- Born: 1989 (age 36–37) The Netherlands
- Education: ArtEZ University of Arts
- Occupation: Fashion designer
- Years active: 2012 - present
- Known for: Peet Dullaert (brand)
- Awards: Frans Molenaar-prijs
- Website: Official website

= Peet Dullaert =

Dutch Fashion designer

Peet Dullaert is a Dutch fashion designer, couturier and entrepreneur based in Paris, France. He is the founder of the eponymous brand, Peet Dullaert, which he founded in 2012. Dullaert was awarded with the Frans Molenaar-prijs in 2012 and was nominated for the 2016 International Woolmark Prize for his contribution in the fashion industry.

==Biography==
===Early life and career===
Dullaert was born in The Netherlands in 1989. He attended ArtEZ University of Arts in Arnhem where he graduated with honors in 2012. During his years at the ArtEZ, Dullaert won the Triumph Innovation Award in 2010. He interned at Lanvin where he also assisted Alber Elbaz in Loïc Prigent's 2011 documentary, Le Jour d'Avant - Lanvin. In 2012, at the age of 23, Dullaert was awarded with Frans Molenaar-prijs. Later that year, Dullaert founded his independent brand, Peet Dullaert, specializing in haute couture, ready-to-wear and fashion accessories. Soon after its establishment, the Peet Dullaert brand received coverage and reviews from international fashion media including Vogue China and Vogue Brasil.

In the early days with his brand, the designer reflects with pioneers in the fashion industry such as Pierre Bergé and Baroness Hélène de Ludinghausen, the former Directrice of Yves Saint Laurent Haute Couture, on the past and context of the industry at that time. These conversations aided Dullaert in the creation of his sustainable and responsible production cycle for luxury and his desire for change, which was implemented in 2014. His concept through his label has been described to shake up the world of luxury by rethinking its processes and representation, and encouraging a shift towards more responsible practices. For his commitment to the oceans and sustainable fashion practices, he has been recognised by Vogue France as one of the designers who are environmentally engaged, and work to make a difference for the oceans.

In 2013, Dullaert launched, Muses With Extraordinary Lives, a project honoring women from around the world who share their stories and advocacies. Prominent women of the fashion industry such as Zuleika Ponsen, Linda Spierings, Sylvia Gobbel, Amanda Lear and Pat Cleveland were featured sharing their vision through interviews, and appearances in the designer's clothing.

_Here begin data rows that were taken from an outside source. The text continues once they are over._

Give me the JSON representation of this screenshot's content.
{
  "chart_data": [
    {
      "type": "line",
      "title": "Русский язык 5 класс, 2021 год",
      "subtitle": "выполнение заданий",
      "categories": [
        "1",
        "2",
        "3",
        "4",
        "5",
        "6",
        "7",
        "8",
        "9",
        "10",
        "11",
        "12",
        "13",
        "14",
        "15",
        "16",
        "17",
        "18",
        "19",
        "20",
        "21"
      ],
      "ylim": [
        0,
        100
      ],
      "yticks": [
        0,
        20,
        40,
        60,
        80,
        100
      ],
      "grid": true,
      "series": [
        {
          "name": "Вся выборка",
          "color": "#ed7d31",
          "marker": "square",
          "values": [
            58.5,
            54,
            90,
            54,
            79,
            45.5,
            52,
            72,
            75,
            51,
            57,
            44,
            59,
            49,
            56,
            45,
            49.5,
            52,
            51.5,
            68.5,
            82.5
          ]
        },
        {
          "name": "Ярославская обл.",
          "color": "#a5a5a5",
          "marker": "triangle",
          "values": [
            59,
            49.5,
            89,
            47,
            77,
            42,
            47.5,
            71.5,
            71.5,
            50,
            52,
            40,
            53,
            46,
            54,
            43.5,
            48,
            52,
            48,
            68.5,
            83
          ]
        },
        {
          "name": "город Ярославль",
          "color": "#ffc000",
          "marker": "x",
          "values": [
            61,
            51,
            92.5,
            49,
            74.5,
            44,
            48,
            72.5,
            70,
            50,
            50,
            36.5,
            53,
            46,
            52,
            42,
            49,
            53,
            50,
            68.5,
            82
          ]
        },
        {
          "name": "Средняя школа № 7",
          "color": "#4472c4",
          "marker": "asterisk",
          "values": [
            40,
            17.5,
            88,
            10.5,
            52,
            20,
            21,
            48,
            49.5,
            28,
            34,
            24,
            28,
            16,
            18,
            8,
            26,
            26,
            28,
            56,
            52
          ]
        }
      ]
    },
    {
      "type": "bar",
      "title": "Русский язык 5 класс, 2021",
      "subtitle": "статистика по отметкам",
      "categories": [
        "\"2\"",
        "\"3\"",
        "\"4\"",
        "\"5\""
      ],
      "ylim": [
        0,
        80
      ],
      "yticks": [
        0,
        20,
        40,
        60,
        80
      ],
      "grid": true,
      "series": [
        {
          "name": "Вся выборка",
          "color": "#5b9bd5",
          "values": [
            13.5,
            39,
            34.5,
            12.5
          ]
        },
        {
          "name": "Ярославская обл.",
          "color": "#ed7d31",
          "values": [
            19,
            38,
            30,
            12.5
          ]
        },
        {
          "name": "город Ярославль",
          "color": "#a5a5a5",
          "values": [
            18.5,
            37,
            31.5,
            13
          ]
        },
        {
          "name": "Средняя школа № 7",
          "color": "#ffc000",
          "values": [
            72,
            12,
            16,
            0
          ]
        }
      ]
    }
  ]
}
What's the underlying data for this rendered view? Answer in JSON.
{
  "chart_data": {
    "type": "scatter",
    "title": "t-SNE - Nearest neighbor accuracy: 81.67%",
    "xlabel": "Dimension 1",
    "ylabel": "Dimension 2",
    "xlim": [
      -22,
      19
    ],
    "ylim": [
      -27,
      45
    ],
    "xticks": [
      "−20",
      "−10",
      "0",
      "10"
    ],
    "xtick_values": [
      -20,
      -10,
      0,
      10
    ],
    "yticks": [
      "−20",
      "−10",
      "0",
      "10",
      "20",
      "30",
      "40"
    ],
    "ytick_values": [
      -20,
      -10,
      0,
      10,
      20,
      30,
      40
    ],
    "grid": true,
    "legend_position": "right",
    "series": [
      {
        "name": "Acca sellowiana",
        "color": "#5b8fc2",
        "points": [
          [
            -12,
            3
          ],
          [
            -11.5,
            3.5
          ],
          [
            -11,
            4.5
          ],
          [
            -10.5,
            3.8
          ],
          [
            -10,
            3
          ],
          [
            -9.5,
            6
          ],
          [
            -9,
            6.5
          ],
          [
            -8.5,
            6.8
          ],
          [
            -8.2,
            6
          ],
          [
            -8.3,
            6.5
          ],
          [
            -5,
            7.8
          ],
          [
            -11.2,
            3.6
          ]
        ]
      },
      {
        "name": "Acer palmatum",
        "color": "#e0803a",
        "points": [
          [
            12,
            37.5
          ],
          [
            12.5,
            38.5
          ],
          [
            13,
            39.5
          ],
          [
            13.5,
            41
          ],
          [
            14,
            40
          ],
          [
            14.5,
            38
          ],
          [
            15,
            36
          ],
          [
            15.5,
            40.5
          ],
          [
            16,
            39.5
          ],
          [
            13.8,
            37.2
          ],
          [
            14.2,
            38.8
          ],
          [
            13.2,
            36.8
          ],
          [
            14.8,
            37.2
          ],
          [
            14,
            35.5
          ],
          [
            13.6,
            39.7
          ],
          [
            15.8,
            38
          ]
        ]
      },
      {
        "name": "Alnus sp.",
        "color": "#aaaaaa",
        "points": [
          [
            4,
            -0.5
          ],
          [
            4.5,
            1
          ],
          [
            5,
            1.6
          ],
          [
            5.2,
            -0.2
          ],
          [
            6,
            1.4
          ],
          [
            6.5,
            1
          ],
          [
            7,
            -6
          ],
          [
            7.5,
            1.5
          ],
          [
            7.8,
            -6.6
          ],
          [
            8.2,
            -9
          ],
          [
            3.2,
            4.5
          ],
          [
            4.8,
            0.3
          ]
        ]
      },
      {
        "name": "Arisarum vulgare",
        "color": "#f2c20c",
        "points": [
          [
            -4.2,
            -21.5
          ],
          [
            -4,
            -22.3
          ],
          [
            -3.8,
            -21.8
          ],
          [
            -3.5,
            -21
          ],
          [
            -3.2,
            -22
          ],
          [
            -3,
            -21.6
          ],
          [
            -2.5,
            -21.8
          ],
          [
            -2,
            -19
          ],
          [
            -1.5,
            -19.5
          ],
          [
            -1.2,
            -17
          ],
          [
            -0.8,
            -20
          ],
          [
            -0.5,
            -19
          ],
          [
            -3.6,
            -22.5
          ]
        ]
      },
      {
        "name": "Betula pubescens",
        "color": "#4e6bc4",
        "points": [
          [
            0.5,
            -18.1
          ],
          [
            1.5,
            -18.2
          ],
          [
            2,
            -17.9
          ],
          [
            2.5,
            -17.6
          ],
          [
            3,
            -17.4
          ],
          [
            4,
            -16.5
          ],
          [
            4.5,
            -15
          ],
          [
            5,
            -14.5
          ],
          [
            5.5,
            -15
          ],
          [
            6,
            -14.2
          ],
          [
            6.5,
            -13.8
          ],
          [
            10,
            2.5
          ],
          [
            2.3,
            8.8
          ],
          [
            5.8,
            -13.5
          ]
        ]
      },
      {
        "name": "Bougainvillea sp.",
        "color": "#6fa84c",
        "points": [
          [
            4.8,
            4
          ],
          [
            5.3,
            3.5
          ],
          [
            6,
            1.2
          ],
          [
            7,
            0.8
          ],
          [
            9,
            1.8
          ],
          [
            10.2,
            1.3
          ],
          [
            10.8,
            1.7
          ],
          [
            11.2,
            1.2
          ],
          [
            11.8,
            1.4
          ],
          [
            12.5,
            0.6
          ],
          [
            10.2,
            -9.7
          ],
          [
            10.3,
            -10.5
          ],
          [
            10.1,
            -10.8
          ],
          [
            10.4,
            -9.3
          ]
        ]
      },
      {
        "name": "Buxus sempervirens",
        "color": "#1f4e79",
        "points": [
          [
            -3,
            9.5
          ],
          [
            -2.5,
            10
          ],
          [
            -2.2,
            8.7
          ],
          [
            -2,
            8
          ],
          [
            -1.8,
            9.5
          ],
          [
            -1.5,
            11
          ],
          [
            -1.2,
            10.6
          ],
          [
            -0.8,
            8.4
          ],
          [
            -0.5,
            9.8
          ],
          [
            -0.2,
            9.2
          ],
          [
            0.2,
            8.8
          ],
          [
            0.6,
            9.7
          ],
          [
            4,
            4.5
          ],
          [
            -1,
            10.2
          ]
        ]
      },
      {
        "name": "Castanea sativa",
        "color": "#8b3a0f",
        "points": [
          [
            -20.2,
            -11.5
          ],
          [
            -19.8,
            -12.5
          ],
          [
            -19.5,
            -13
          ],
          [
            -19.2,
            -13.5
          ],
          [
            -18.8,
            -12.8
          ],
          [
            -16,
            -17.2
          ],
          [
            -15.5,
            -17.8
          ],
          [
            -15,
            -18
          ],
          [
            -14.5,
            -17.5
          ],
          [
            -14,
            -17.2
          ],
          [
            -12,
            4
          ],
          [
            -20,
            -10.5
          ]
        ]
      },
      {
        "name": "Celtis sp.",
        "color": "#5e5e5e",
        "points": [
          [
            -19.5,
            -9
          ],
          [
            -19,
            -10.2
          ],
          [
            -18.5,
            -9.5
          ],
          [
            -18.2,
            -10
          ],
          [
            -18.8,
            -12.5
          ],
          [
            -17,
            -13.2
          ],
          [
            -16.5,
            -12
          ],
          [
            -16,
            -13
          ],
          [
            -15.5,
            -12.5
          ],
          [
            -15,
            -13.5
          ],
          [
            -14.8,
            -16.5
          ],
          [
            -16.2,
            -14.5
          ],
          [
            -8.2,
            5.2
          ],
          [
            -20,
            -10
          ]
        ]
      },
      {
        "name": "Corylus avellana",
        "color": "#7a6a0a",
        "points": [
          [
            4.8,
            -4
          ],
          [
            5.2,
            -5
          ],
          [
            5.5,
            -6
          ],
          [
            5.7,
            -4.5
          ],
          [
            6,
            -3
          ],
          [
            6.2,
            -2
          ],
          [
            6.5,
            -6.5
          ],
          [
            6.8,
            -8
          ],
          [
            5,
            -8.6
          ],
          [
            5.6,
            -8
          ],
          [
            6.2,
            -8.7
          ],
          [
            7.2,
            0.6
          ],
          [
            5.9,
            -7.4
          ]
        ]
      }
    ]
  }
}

In 2015, Dullaert's launched his accessories line, Le Sac Si. The ad campaign for Le Sac Si included models of all ages which received wide coverage including that from American Vogue on his efforts to show representation of women of all ages. Dullaert was one of the first designers contributing to redefine the method of ready-to-wear production, after setting up his collections to function on a "See now, Order now" basis. He modernised the process by making the ready-to-wear collections available for immediate sale after the launch and produces each piece in-house following each order placed, instead of the ready-to-wear industry's traditional production line set-up, taking factories six months to deliver.

In 2016, Dullaert was awarded with the Dutch nomination for the International Woolmark Prize and represented The Netherlands in the 2017 competition held in Milan, Italy.

According to Vogue Italy, Dullaert's design aims to reflect an eminently poetic universe which is marked by freedom of movement for today's lifestyle. Veteran fashion publicist Albert Ayal was quoted in The Zoe Report, "[sic] Peet Dullaert's accessories look like something you would see in a museum".

Dullaert's collections have been worn by celebrities around the world including Mouna Ayoub, Kendall Jenner, Jaime Xie, Katy Perry, and Rihanna.

===Recognitions===
- 2010 : Triumph Innovation Award.
- 2012 : Frans Molenaar-prijs.
- 2016 : Dutch Nomination International Woolmark Prize 2017.